The final phase of democracy is not this

The final phase of democracy is not this

After the publication of the governmental decree on the Official Gazette about the restructuring of the Turkish Armed Forces (TSK), Prime Minister Binali Yıldırım said, “The last stage in democratization has been reached.” 

Therefore, in order to reach the final phase in democratization, it was required that the force commands be put under the Defense Ministry, the military schools be closed, a National Defense University be founded and the appointment and proportion system in the TSK be changed. 

In addition to all these, if the constitutional change occurs, then the office of the chief of general staff will be reporting to and working under the president.  

Deputy Prime Minister Numan Kurtulmuş said the restructuring of the TSK was the result of a very well prepared, very well planned work. 

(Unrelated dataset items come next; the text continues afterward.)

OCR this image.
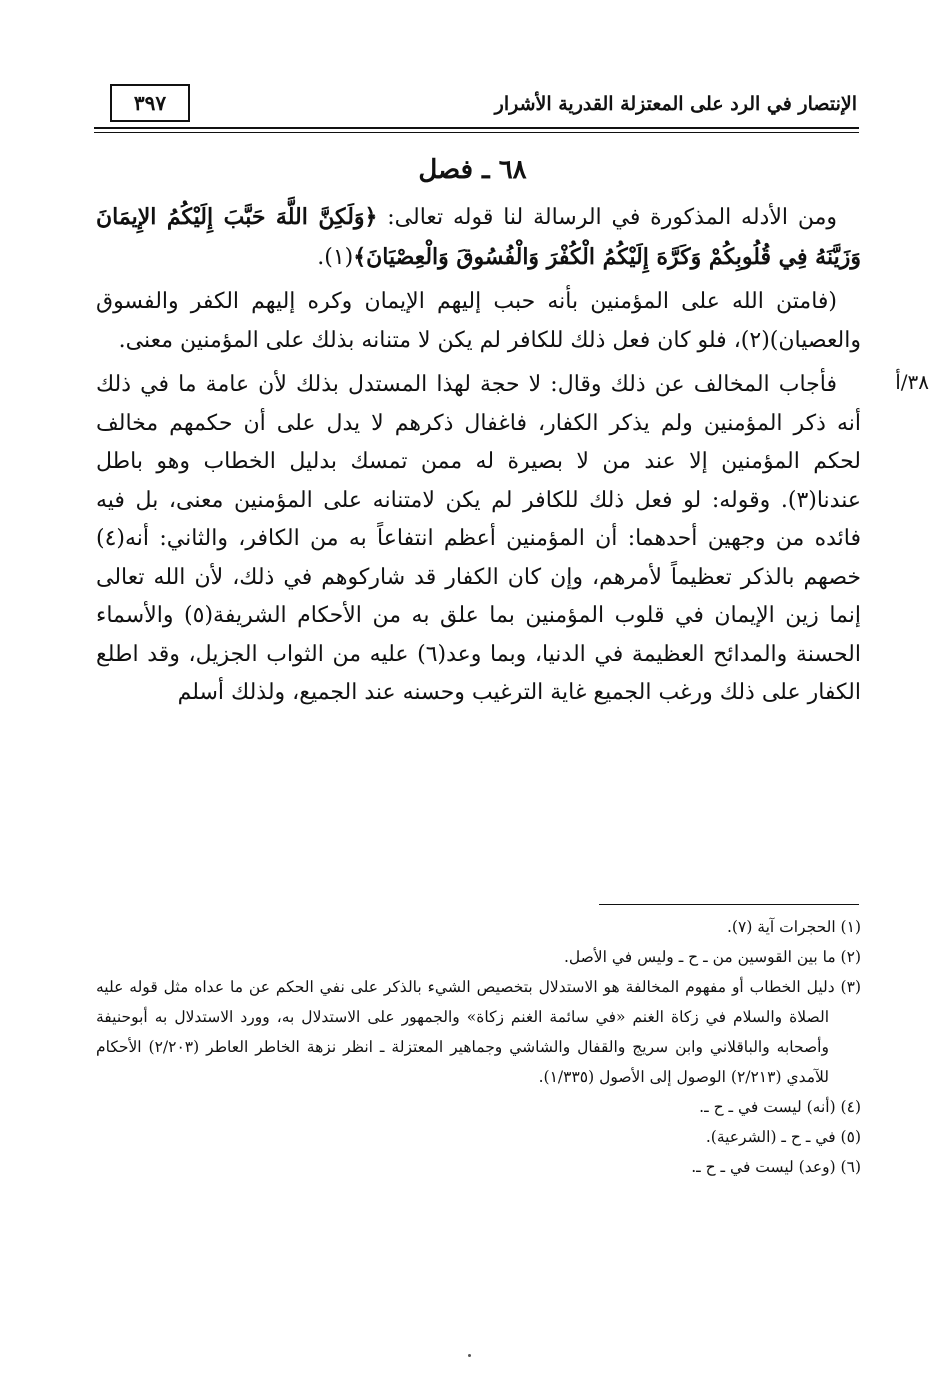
الإنتصار في الرد على المعتزلة القدرية الأشرار
٣٩٧
٦٨ ـ فصل
٣٨/أ

ومن الأدله المذكورة في الرسالة لنا قوله تعالى: ﴿وَلَكِنَّ اللَّهَ حَبَّبَ إِلَيْكُمُ الإِيمَانَ وَزَيَّنَهُ فِي قُلُوبِكُمْ وَكَرَّهَ إِلَيْكُمُ الْكُفْرَ وَالْفُسُوقَ وَالْعِصْيَانَ﴾(١).

(فامتن الله على المؤمنين بأنه حبب إليهم الإيمان وكره إليهم الكفر والفسوق والعصيان)(٢)، فلو كان فعل ذلك للكافر لم يكن لا متنانه بذلك على المؤمنين معنى.

فأجاب المخالف عن ذلك وقال: لا حجة لهذا المستدل بذلك لأن عامة ما في ذلك أنه ذكر المؤمنين ولم يذكر الكفار، فاغفال ذكرهم لا يدل على أن حكمهم مخالف لحكم المؤمنين إلا عند من لا بصيرة له ممن تمسك بدليل الخطاب وهو باطل عندنا(٣). وقوله: لو فعل ذلك للكافر لم يكن لامتنانه على المؤمنين معنى، بل فيه فائده من وجهين أحدهما: أن المؤمنين أعظم انتفاعاً به من الكافر، والثاني: أنه(٤) خصهم بالذكر تعظيماً لأمرهم، وإن كان الكفار قد شاركوهم في ذلك، لأن الله تعالى إنما زين الإيمان في قلوب المؤمنين بما علق به من الأحكام الشريفة(٥) والأسماء الحسنة والمدائح العظيمة في الدنيا، وبما وعد(٦) عليه من الثواب الجزيل، وقد اطلع الكفار على ذلك ورغب الجميع غاية الترغيب وحسنه عند الجميع، ولذلك أسلم

(١) الحجرات آية (٧).

(٢) ما بين القوسين من ـ ح ـ وليس في الأصل.

(٣) دليل الخطاب أو مفهوم المخالفة هو الاستدلال بتخصيص الشيء بالذكر على نفي الحكم عن ما عداه مثل قوله عليه الصلاة والسلام في زكاة الغنم «في سائمة الغنم زكاة» والجمهور على الاستدلال به، وورد الاستدلال به أبوحنيفة وأصحابه والباقلاني وابن سريج والقفال والشاشي وجماهير المعتزلة ـ انظر نزهة الخاطر العاطر (٢/٢٠٣) الأحكام للآمدي (٢/٢١٣) الوصول إلى الأصول (١/٣٣٥).

(٤) (أنه) ليست في ـ ح ـ.

(٥) في ـ ح ـ (الشرعية).

(٦) (وعد) ليست في ـ ح ـ.
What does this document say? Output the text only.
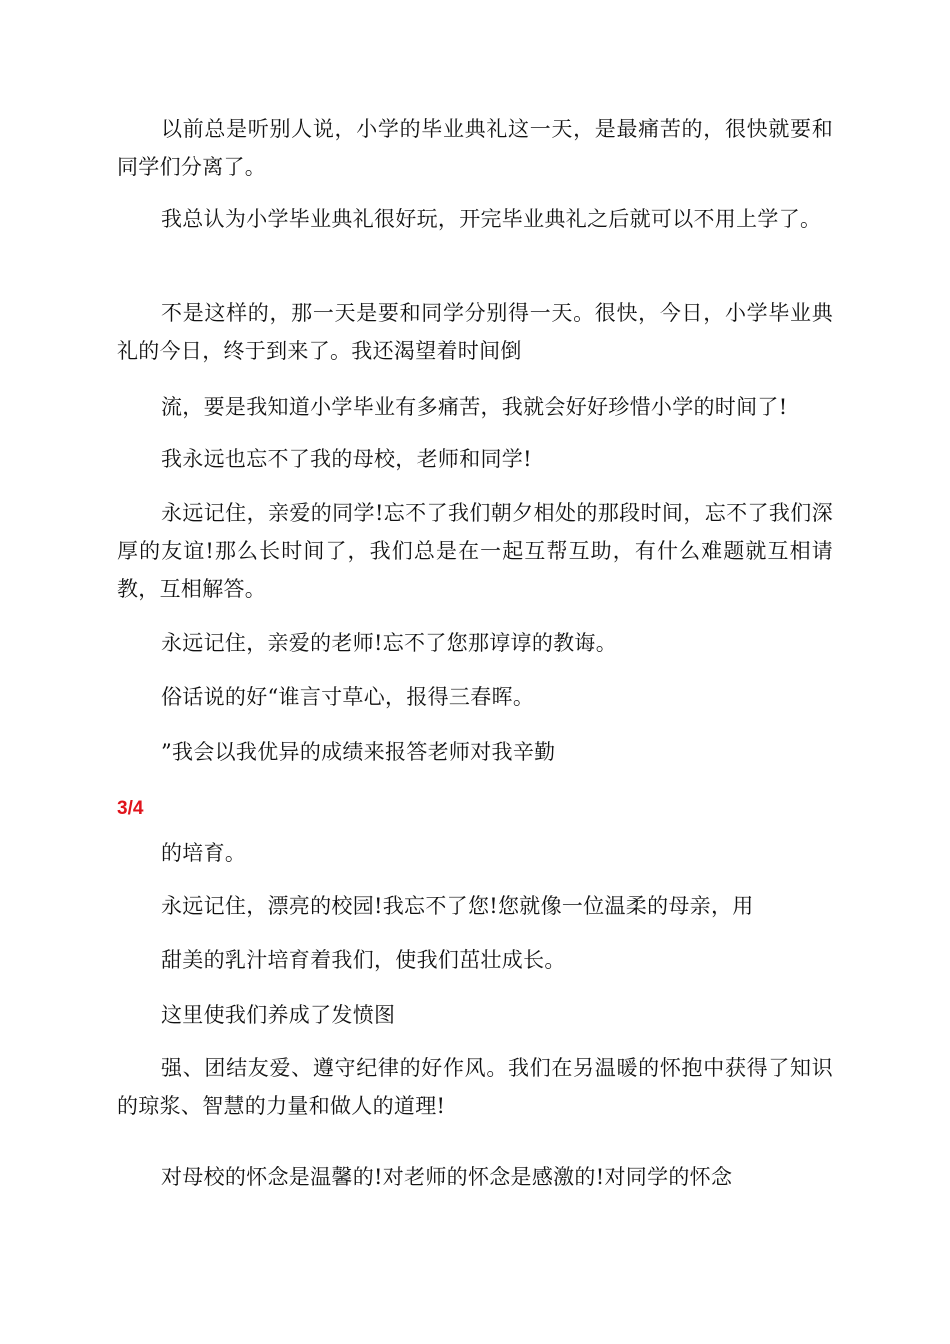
以前总是听别人说，小学的毕业典礼这一天，是最痛苦的，很快就要和同学们分离了。

我总认为小学毕业典礼很好玩，开完毕业典礼之后就可以不用上学了。

不是这样的，那一天是要和同学分别得一天。很快，今日，小学毕业典礼的今日，终于到来了。我还渴望着时间倒

流，要是我知道小学毕业有多痛苦，我就会好好珍惜小学的时间了!

我永远也忘不了我的母校，老师和同学!

永远记住，亲爱的同学!忘不了我们朝夕相处的那段时间，忘不了我们深厚的友谊!那么长时间了，我们总是在一起互帮互助，有什么难题就互相请教，互相解答。

永远记住，亲爱的老师!忘不了您那谆谆的教诲。

俗话说的好“谁言寸草心，报得三春晖。

”我会以我优异的成绩来报答老师对我辛勤

3/4

的培育。

永远记住，漂亮的校园!我忘不了您!您就像一位温柔的母亲，用

甜美的乳汁培育着我们，使我们茁壮成长。

这里使我们养成了发愤图

强、团结友爱、遵守纪律的好作风。我们在另温暖的怀抱中获得了知识的琼浆、智慧的力量和做人的道理!

对母校的怀念是温馨的!对老师的怀念是感激的!对同学的怀念
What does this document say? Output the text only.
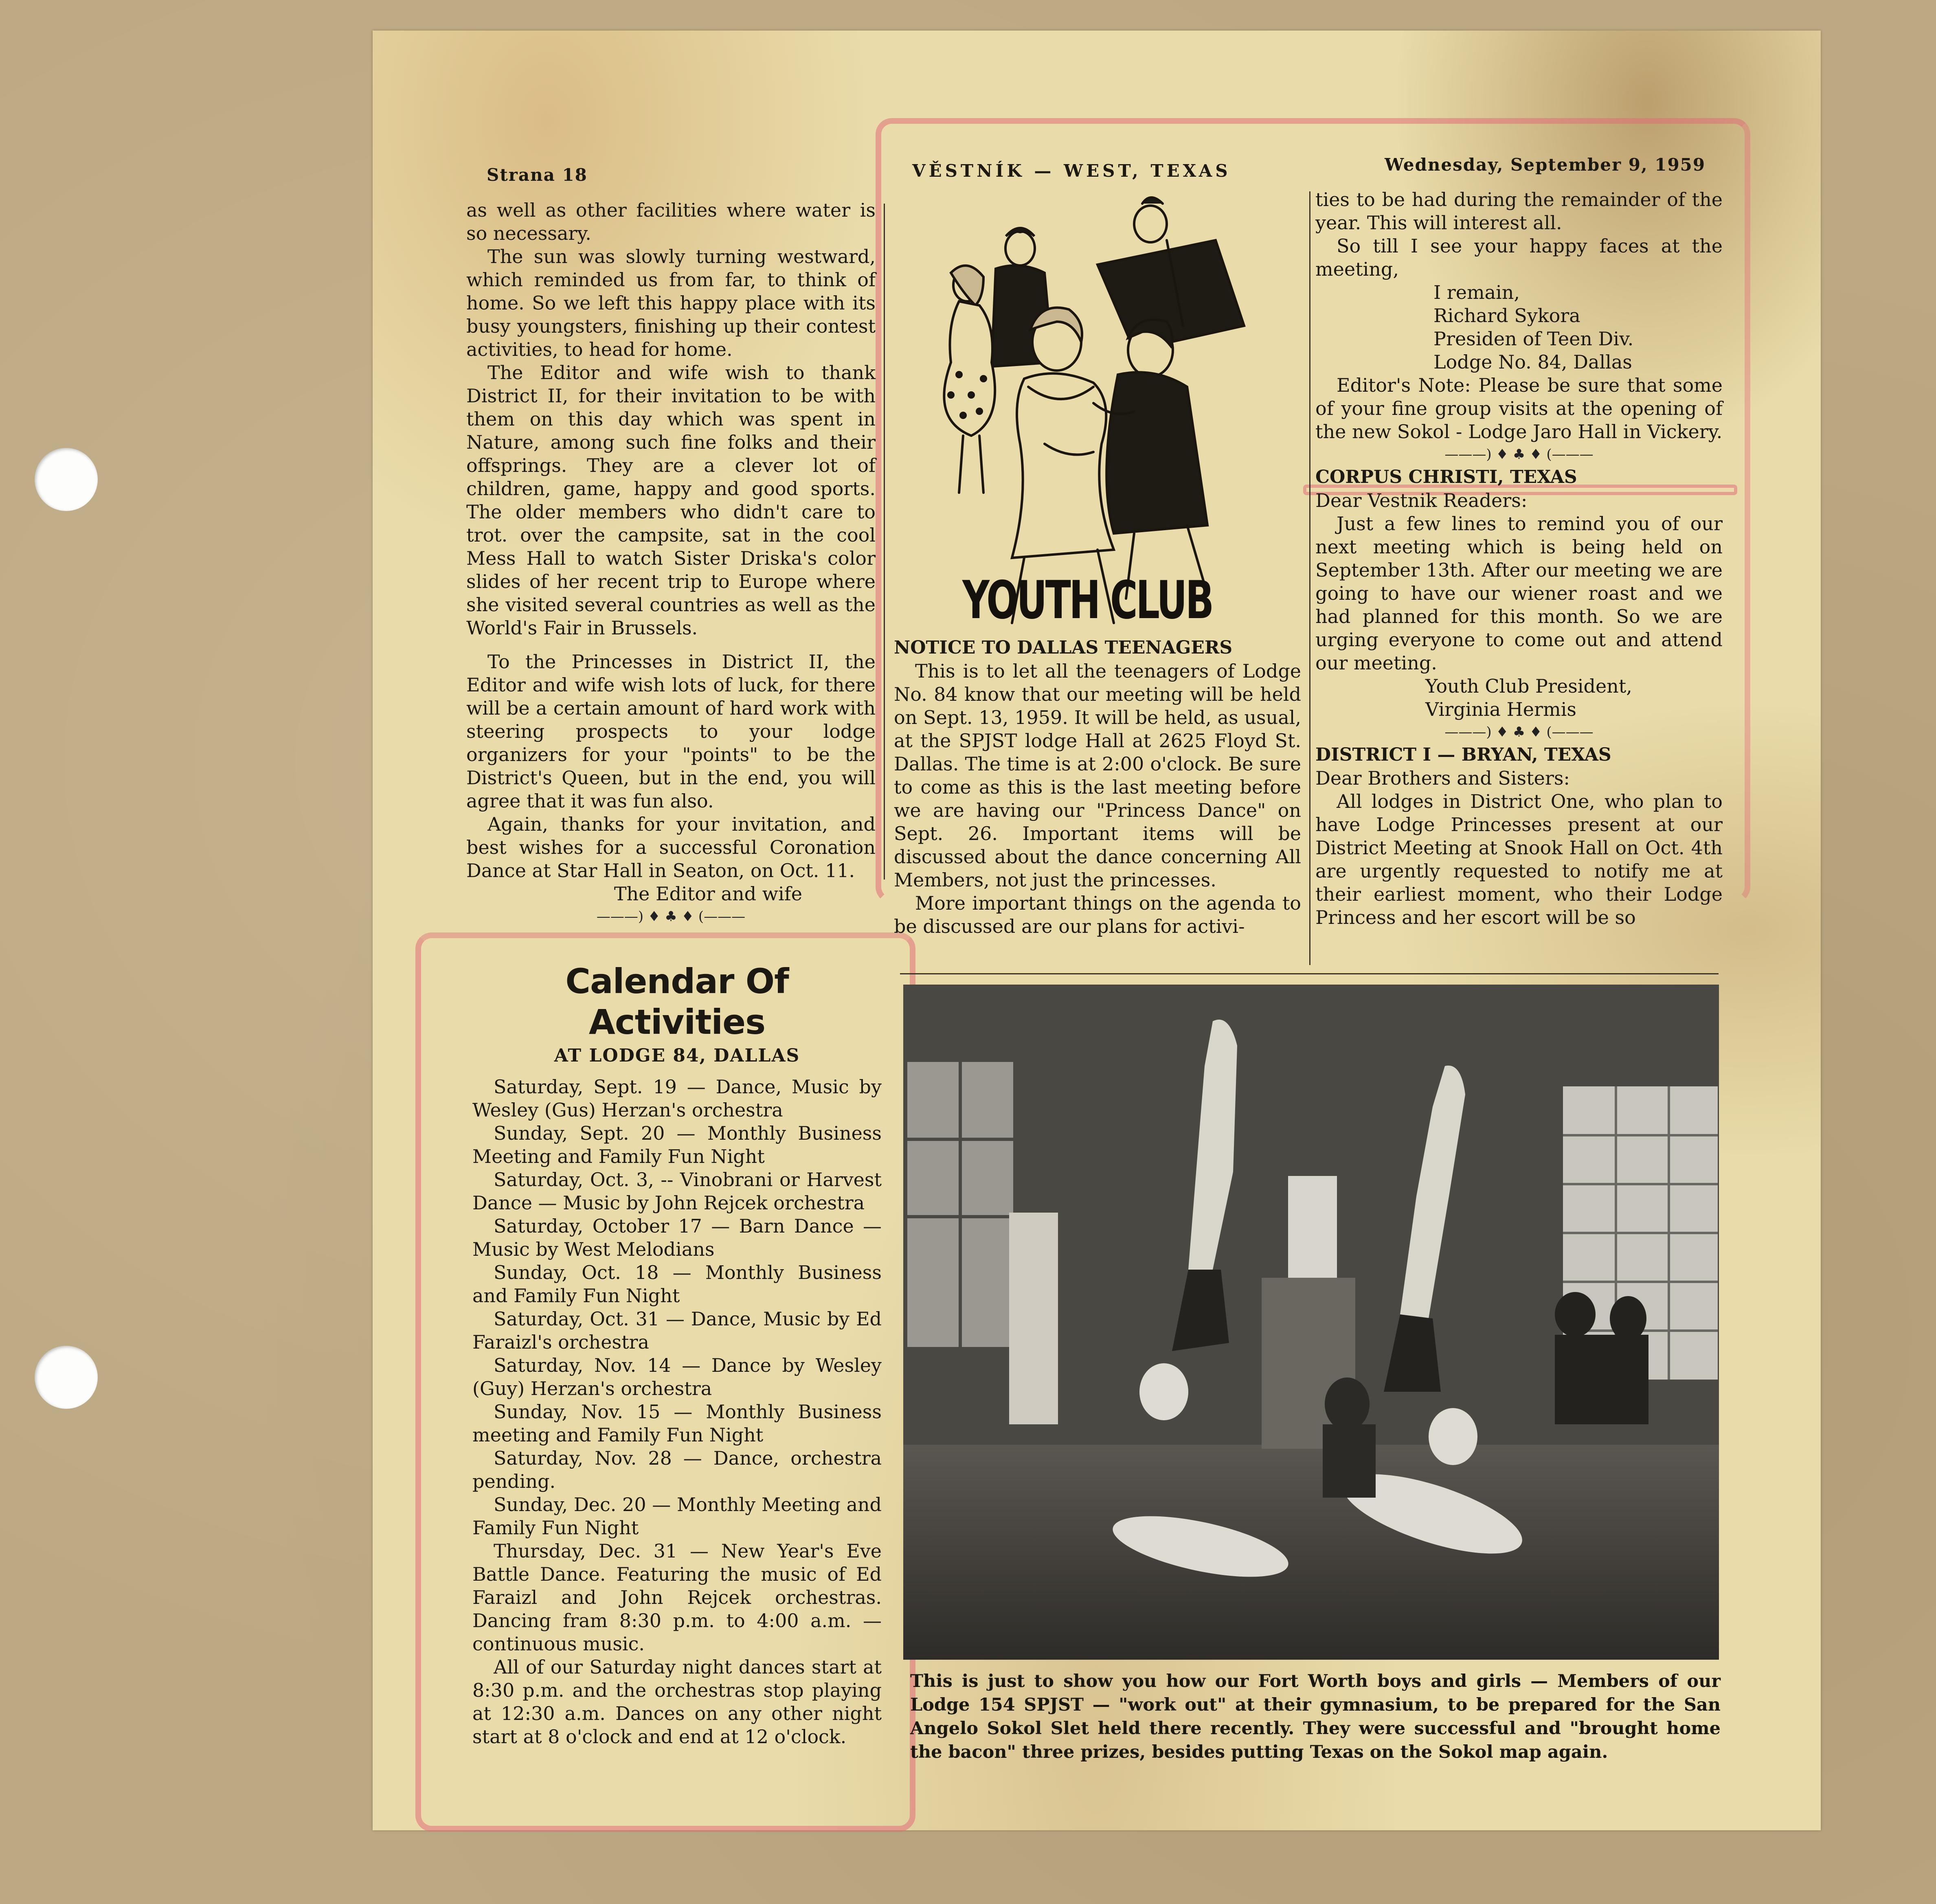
Strana 18	VĚSTNÍK — WEST, TEXAS	Wednesday, September 9, 1959

as well as other facilities where water is so necessary.

The sun was slowly turning westward, which reminded us from far, to think of home. So we left this happy place with its busy youngsters, finishing up their contest activities, to head for home.

The Editor and wife wish to thank District II, for their invitation to be with them on this day which was spent in Nature, among such fine folks and their offsprings. They are a clever lot of children, game, happy and good sports. The older members who didn't care to trot. over the campsite, sat in the cool Mess Hall to watch Sister Driska's color slides of her recent trip to Europe where she visited several countries as well as the World's Fair in Brussels.

To the Princesses in District II, the Editor and wife wish lots of luck, for there will be a certain amount of hard work with steering prospects to your lodge organizers for your "points" to be the District's Queen, but in the end, you will agree that it was fun also.

Again, thanks for your invitation, and best wishes for a successful Coronation Dance at Star Hall in Seaton, on Oct. 11.

The Editor and wife

———) ♦ ♣ ♦ (———
Calendar Of Activities
AT LODGE 84, DALLAS

Saturday, Sept. 19 — Dance, Music by Wesley (Gus) Herzan's orchestra

Sunday, Sept. 20 — Monthly Business Meeting and Family Fun Night

Saturday, Oct. 3, -- Vinobrani or Harvest Dance — Music by John Rejcek orchestra

Saturday, October 17 — Barn Dance — Music by West Melodians

Sunday, Oct. 18 — Monthly Business and Family Fun Night

Saturday, Oct. 31 — Dance, Music by Ed Faraizl's orchestra

Saturday, Nov. 14 — Dance by Wesley (Guy) Herzan's orchestra

Sunday, Nov. 15 — Monthly Business meeting and Family Fun Night

Saturday, Nov. 28 — Dance, orchestra pending.

Sunday, Dec. 20 — Monthly Meeting and Family Fun Night

Thursday, Dec. 31 — New Year's Eve Battle Dance. Featuring the music of Ed Faraizl and John Rejcek orchestras. Dancing fram 8:30 p.m. to 4:00 a.m. — continuous music.

All of our Saturday night dances start at 8:30 p.m. and the orchestras stop playing at 12:30 a.m. Dances on any other night start at 8 o'clock and end at 12 o'clock.

YOUTH CLUB

NOTICE TO DALLAS TEENAGERS

This is to let all the teenagers of Lodge No. 84 know that our meeting will be held on Sept. 13, 1959. It will be held, as usual, at the SPJST lodge Hall at 2625 Floyd St. Dallas. The time is at 2:00 o'clock. Be sure to come as this is the last meeting before we are having our "Princess Dance" on Sept. 26. Important items will be discussed about the dance concerning All Members, not just the princesses.

More important things on the agenda to be discussed are our plans for activi-

ties to be had during the remainder of the year. This will interest all.

So till I see your happy faces at the meeting,

I remain,

Richard Sykora

Presiden of Teen Div.

Lodge No. 84, Dallas

Editor's Note: Please be sure that some of your fine group visits at the opening of the new Sokol - Lodge Jaro Hall in Vickery.

———) ♦ ♣ ♦ (———

CORPUS CHRISTI, TEXAS

Dear Vestnik Readers:

Just a few lines to remind you of our next meeting which is being held on September 13th. After our meeting we are going to have our wiener roast and we had planned for this month. So we are urging everyone to come out and attend our meeting.

Youth Club President,

Virginia Hermis

———) ♦ ♣ ♦ (———

DISTRICT I — BRYAN, TEXAS

Dear Brothers and Sisters:

All lodges in District One, who plan to have Lodge Princesses present at our District Meeting at Snook Hall on Oct. 4th are urgently requested to notify me at their earliest moment, who their Lodge Princess and her escort will be so

This is just to show you how our Fort Worth boys and girls — Members of our Lodge 154 SPJST — "work out" at their gymnasium, to be prepared for the San Angelo Sokol Slet held there recently. They were successful and "brought home the bacon" three prizes, besides putting Texas on the Sokol map again.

We never heard of such a preparation before. It looks as if, in my opinion, these are rushed decisions that were reached after the coup attempt. I have limited knowledge about the management of the TSK, so I will not go into that. But I have to go back to the beginning and mention the matter of “final phase in democratization.”

I do not agree with the prime minister. 

The final phase of democratization does not come with the closing of military schools, putting force commanders under the Defense Ministry’s rule and increasing the say of civilians in appointments and promotions. 

Also, you cannot prevent coups with these; the coup plotters did not emerge because the force commanders were under the rule of the chief of general staff or because military schools were open. 

The army has a tradition of staging coups since the Ottoman era; this did not emerge for the first time in 1960. There is only one way for this vein in the TSK to be eliminated totally: Preventing the force, military or civilian, from concentrating or centralizing in one hand, a singular authority. 

If the governing power is concentrated in one hand in Turkey, there will always be one who, on any given day, wants to seize that power and dominate everything. That one may be a civilian or come from the military. Moreover, it may even cause the one who has been legitimately elected to derail. 

For this reason, we should move into the final phase of democracy and this can only happen with the separation of powers; a constitutional order where legislation, execution and the judiciary are precisely separated from each other, where they can check and balance each other, with an accountable and transparent public administration. 

Having said that, we should not forget that decentralization channels should be open and civilian society should also be included in decision-making processes for the broadest possible participation. I should add that I have not seen any positive light on this matter. 

Let us not victimize the coup plotters  

According to Economy Minister Nihat Zeybekçi, the coup plotters will be punished in such a way that they will beg to be killed. He said, “We will make them beg. We will stuff them into holes; they will suffer such punishment in those holes that they will never see God’s sun as long as they breathe. They will never hear a human voice. They will beg us to be killed.” 

I know the reason for this “humanitarian” approach by Zeybekçi and I can understand why he said that. With the heat of the first days, they somehow invited and supported the “death penalty” calls coming from the streets but now they have seen that there is no possibility that they can do it. They are trying to cool down the hearts of mobs furious with coup plotters through these sharp statements.

This is a normal situation; a politician, whoever he/she is, cannot easily close their ears to the voices on the streets. If these guys were good politicians, they would have come up with other things to direct the masses before the death penalty fell into the minds of those on the streets; well, but this is a separate subject matter. 

However, in this case, a situation emerges that I can explain as the “victimization of the coup plotter.” Everybody, including the most violent criminal, has basic rights for being a person, and torture and maltreatment are crimes incompatible with human dignity. 

Let us also think this: If top officials mention such punishments as torture, bad treatment and the death penalty, then they would be playing into the hands of the coup plotters who have run away abroad and are hiding there.